The Elephant and the Butterfly was shot chronologically—which is how the Dardennes shoot all their movies—and you see a real relationship grow between the two actors, who had never met before. At first, the father has no idea how to behave—what food Elsa eats, what jacket she might need when they go out for groceries, or how to make sure she listens to him. The genuineness of their relationship is the best part of the film.
“I was asking myself, what does it feel to be a father?” said van Elmbt, an interesting question for one of the few female directors with a film getting U.S. distribution. “To be a father, it starts from the words of the mother, of a woman, that says, ‘I’m pregnant.’ That’s the first step, after that, when the child is born, the father has to recognize himself as the father of this child. But the child has to also recognize himself as the child of the father. It’s like a kind of double recognition.

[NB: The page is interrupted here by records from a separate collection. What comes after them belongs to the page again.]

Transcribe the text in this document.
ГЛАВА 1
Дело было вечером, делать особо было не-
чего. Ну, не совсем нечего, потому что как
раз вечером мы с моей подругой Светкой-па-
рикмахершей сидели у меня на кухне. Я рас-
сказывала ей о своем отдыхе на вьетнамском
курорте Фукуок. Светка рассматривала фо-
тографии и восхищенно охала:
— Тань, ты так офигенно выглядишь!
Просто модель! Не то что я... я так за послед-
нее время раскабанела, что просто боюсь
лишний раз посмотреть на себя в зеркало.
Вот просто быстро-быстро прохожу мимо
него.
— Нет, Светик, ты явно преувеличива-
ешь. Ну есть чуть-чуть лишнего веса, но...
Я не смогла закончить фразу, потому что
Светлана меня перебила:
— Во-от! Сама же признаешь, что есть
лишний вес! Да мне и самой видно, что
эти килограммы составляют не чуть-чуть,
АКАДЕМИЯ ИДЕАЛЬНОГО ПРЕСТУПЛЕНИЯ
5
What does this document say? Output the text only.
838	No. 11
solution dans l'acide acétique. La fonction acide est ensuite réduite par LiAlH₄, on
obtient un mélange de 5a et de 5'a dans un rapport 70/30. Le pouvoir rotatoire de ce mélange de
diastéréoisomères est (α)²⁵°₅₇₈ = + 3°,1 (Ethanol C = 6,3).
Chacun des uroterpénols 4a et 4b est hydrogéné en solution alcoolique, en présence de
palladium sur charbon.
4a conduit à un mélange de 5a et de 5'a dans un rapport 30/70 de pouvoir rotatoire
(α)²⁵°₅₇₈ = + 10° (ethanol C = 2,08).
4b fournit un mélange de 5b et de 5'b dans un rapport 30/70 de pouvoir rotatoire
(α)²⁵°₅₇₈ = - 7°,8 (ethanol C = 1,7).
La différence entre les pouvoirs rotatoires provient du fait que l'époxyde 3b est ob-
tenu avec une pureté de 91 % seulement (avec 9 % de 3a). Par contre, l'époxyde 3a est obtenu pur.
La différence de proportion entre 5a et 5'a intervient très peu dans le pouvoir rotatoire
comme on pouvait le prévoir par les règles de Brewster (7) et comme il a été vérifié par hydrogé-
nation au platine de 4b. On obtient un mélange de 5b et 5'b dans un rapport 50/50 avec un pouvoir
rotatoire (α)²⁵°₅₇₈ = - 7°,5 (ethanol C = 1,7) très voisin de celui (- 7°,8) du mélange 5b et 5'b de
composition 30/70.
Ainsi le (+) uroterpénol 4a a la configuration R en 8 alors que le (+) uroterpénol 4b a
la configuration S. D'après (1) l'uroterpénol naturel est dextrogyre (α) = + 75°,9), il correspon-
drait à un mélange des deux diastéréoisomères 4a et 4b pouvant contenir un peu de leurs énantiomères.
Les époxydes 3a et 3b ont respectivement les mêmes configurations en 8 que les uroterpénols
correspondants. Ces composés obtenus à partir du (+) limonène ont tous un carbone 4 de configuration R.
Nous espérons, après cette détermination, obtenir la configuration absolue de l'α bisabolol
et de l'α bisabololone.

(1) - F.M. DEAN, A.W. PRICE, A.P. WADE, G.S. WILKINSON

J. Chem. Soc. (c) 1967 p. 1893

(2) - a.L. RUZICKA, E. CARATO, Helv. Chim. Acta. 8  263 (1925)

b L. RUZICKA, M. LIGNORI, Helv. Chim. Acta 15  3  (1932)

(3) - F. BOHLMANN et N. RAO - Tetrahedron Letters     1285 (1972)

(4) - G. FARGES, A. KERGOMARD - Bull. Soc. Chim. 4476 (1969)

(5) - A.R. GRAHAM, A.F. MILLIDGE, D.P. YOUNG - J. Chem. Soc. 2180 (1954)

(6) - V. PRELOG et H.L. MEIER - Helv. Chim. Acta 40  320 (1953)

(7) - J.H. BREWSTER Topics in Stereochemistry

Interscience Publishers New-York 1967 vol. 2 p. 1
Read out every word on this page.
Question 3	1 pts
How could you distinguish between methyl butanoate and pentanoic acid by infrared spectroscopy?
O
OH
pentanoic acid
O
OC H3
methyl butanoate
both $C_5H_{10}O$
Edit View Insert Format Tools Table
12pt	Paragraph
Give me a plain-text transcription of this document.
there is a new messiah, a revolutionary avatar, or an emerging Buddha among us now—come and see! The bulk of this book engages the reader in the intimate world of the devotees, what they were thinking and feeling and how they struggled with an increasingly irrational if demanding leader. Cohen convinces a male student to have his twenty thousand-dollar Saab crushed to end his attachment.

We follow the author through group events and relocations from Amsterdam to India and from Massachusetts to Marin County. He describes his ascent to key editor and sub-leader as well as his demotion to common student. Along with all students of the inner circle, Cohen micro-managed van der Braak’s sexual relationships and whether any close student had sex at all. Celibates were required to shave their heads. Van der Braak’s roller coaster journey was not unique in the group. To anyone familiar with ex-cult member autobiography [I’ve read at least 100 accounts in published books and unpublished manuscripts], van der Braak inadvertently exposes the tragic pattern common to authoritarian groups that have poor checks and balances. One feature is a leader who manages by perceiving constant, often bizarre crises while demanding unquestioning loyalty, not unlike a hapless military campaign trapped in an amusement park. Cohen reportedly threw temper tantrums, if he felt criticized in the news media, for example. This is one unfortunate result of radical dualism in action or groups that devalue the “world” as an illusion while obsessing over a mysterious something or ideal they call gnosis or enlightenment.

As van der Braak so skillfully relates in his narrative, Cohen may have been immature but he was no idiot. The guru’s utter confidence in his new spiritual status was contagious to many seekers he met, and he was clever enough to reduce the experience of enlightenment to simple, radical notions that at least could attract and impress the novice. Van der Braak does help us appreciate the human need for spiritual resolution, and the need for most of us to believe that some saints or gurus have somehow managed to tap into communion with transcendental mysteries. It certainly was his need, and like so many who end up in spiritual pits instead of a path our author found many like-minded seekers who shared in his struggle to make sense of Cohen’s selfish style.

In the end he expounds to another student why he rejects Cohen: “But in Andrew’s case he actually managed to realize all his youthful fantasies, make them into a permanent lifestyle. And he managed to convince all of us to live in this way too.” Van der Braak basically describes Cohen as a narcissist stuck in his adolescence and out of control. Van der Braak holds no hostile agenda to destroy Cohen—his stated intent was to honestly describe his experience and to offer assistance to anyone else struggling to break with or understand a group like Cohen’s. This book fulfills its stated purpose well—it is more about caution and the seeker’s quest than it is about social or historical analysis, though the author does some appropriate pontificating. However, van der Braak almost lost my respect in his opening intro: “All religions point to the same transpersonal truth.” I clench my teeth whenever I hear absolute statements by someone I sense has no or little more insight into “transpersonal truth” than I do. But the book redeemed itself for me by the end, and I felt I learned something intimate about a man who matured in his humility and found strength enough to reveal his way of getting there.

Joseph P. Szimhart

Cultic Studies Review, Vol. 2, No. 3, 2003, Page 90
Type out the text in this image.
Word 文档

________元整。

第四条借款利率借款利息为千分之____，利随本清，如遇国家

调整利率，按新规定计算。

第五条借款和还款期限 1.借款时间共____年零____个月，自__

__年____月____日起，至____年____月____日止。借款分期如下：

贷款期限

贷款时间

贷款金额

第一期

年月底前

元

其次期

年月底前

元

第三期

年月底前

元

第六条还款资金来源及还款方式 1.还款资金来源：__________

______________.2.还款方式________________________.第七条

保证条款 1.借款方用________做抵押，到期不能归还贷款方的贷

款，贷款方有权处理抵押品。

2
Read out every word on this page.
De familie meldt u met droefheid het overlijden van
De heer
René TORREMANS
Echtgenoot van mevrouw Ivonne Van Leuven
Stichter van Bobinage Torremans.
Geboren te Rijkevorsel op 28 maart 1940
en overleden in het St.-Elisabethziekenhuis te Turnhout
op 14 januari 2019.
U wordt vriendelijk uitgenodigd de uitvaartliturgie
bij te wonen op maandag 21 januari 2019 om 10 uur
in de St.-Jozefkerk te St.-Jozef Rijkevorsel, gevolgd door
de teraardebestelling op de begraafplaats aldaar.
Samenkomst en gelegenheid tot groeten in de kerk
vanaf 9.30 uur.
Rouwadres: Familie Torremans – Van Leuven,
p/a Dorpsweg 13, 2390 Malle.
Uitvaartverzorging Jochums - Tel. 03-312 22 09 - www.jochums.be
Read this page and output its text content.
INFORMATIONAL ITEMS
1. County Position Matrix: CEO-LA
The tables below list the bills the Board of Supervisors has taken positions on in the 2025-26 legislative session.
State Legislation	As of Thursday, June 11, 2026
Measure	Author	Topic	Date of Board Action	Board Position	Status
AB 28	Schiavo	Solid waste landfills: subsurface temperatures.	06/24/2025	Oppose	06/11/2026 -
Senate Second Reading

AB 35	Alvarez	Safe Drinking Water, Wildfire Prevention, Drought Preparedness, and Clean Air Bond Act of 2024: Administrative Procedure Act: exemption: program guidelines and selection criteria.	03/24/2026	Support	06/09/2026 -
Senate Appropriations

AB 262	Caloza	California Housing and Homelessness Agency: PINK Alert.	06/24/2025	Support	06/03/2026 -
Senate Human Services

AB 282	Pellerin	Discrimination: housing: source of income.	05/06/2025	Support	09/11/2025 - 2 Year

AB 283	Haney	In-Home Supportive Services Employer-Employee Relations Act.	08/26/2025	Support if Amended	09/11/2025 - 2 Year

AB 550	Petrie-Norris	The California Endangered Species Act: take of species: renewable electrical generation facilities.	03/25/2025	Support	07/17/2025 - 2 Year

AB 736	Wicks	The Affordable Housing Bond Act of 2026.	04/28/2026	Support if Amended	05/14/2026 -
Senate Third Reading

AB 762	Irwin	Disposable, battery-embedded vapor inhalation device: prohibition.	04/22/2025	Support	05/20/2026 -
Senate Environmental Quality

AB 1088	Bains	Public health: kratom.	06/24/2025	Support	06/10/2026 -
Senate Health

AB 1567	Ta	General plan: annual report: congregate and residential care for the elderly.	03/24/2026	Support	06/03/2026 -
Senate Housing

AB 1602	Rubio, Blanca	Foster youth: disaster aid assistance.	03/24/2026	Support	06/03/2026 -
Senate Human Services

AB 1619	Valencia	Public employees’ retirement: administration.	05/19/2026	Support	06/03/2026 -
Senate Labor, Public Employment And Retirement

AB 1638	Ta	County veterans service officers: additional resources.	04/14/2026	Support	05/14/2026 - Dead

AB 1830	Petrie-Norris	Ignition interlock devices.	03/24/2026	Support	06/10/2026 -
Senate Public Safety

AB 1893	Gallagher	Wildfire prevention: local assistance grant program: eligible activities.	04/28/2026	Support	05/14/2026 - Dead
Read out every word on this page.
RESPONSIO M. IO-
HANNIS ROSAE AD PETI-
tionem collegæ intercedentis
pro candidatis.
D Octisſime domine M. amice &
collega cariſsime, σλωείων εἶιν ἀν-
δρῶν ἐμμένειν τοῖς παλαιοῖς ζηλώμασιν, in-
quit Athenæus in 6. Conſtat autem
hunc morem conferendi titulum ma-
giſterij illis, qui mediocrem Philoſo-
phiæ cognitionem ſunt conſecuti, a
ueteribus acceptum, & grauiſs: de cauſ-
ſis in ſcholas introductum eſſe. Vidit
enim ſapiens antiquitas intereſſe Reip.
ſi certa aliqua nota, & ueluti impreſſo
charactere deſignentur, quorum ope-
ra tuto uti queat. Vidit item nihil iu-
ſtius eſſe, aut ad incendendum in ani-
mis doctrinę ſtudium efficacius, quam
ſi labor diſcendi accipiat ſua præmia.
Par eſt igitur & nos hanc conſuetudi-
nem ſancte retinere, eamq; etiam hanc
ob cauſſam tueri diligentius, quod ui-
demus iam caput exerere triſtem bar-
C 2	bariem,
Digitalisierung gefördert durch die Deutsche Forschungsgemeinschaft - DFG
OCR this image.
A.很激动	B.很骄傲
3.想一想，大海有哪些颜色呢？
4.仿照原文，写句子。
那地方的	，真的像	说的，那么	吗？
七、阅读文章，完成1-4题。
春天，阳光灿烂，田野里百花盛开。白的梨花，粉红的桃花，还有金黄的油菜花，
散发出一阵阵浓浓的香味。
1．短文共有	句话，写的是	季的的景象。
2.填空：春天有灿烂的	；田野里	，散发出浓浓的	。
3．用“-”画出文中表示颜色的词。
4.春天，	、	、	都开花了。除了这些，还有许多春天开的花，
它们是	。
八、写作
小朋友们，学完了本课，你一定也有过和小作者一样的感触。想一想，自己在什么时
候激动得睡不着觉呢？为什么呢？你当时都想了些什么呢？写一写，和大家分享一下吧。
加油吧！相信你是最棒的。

So it’s very interesting to me, this process, because it’s not like that”—she snapped her fingers—“it takes time for them both to recognize each other.” Her film tries to capture that process.
At Tribeca, American audiences reacted warmly to the film, laughing at some comedic scenes that left Belgian audiences stoic. “I was surprised, it is easier here even than in Belgium,” van Elmbt said. In Belgium her film had been described, almost in derision, as a “feel-good movie,” which she said takes away the depth of the relationship portrayed.
The elite film world often has a cynical atmosphere, she said, but she wants to keep hope in her films. Sometimes there is a sense among critics that a film has to be bleak to be good.
While the films the Dardennes write and direct are not as lighthearted as The Elephant and the Butterfly, they still lack despair. Luc Dardenne (who studied philosophy in college) published in 2012 a long essay, “On the Human Condition.” It is full of philosophical discussions and questions, zipping from Franz Kafka to Friedrich Nietzsche.
One question he asks at the beginning: “How to announce the death of God without hearing the whispering that He is still alive?” One film at a time, the Dardennes are whispering that question.